The company has recently announced that they have perfected the first 5G communications hardware for the auto industry that will be a fundamental cog in the plans for eventual, ever-present autonomous driving technology. Their MH5000 module rests on a Balong 5000 5G chip that was initially released in January. The 5G speed and quality is what everyone is seeking, and Huawei claims this chip has it. A full module was launched recently at the Shanghai Autoshow and Huawei plans to begin commercializing 5G network technology for the entire automotive sector over the second half of this year. While still tight-lipped over technical specificities, intelligent car testing in Wuxi, Shenzhen and Shanghai have occurred with Huawei collaboration and deals are in place with Changan, Dongfeng and FAW auto companies.
The race to get this right is tight and highly competitive.
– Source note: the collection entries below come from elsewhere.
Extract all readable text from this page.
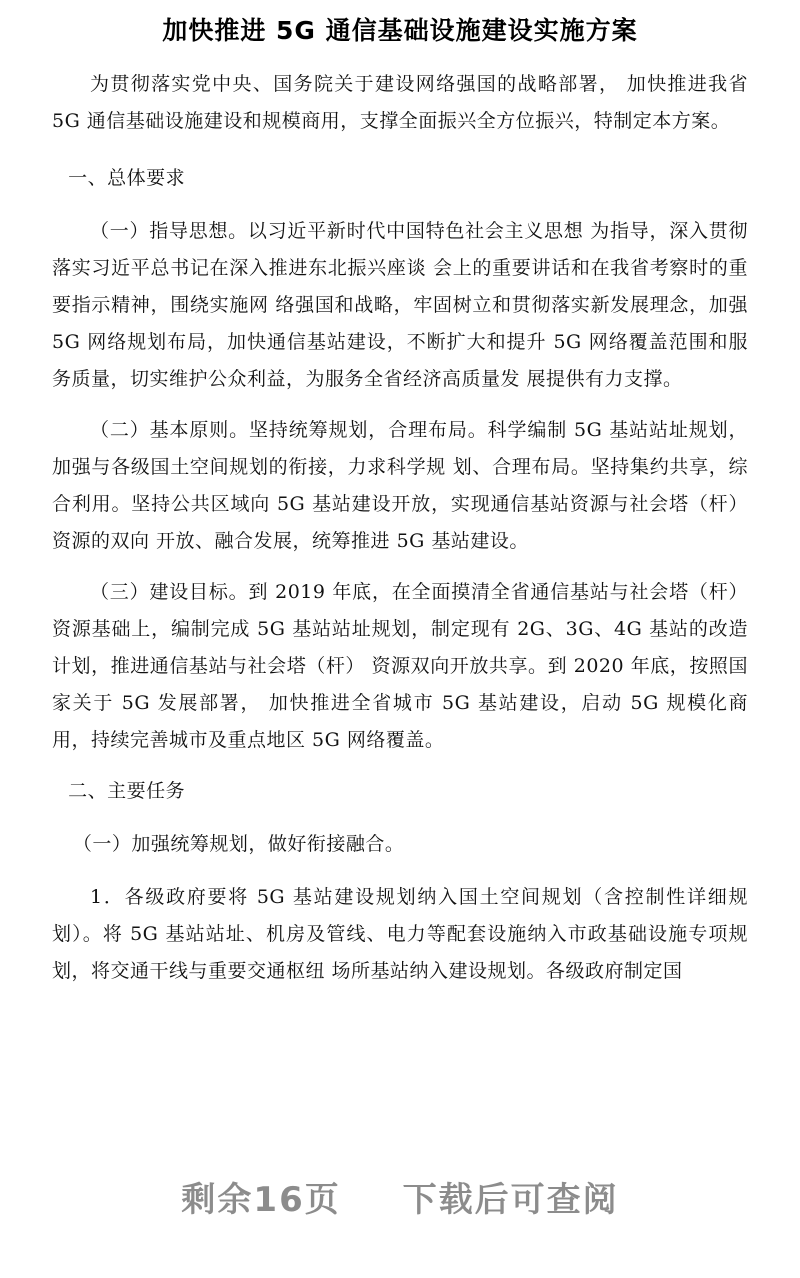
加快推进 5G 通信基础设施建设实施方案

为贯彻落实党中央、国务院关于建设网络强国的战略部署， 加快推进我省 5G 通信基础设施建设和规模商用，支撑全面振兴全方位振兴，特制定本方案。

一、总体要求

（一）指导思想。以习近平新时代中国特色社会主义思想 为指导，深入贯彻落实习近平总书记在深入推进东北振兴座谈 会上的重要讲话和在我省考察时的重要指示精神，围绕实施网 络强国和战略，牢固树立和贯彻落实新发展理念，加强 5G 网络规划布局，加快通信基站建设，不断扩大和提升 5G 网络覆盖范围和服务质量，切实维护公众利益，为服务全省经济高质量发 展提供有力支撑。

（二）基本原则。坚持统筹规划，合理布局。科学编制 5G 基站站址规划，加强与各级国土空间规划的衔接，力求科学规 划、合理布局。坚持集约共享，综合利用。坚持公共区域向 5G 基站建设开放，实现通信基站资源与社会塔（杆）资源的双向 开放、融合发展，统筹推进 5G 基站建设。

（三）建设目标。到 2019 年底，在全面摸清全省通信基站与社会塔（杆）资源基础上，编制完成 5G 基站站址规划，制定现有 2G、3G、4G 基站的改造计划，推进通信基站与社会塔（杆） 资源双向开放共享。到 2020 年底，按照国家关于 5G 发展部署， 加快推进全省城市 5G 基站建设，启动 5G 规模化商用，持续完善城市及重点地区 5G 网络覆盖。

二、主要任务

（一）加强统筹规划，做好衔接融合。

1．各级政府要将 5G 基站建设规划纳入国土空间规划（含控制性详细规划）。将 5G 基站站址、机房及管线、电力等配套设施纳入市政基础设施专项规划，将交通干线与重要交通枢纽 场所基站纳入建设规划。各级政府制定国

剩余16页 下载后可查阅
Next-generation 5G networks are poised to be enormous revenue generators and nearly every technology company has their eyes (and resources) on this. While there is ample evidence to suggest that no company in China is free from Chinese communist party intervention, hard evidence against Huawei has yet to be presented. However, some U.S. policymakers would argue that with something as sensitive as 5G technology, allowing parties to intervene and collaborate that have already been deemed “suspicious” is a risk that is frankly too great to take.
This is a tough one because the company is obviously excellent at what it produces and has the capabilities to advance the entire industry forward which would have positive, lasting effects on humanity. We’re glad we don’t have to decide on this one.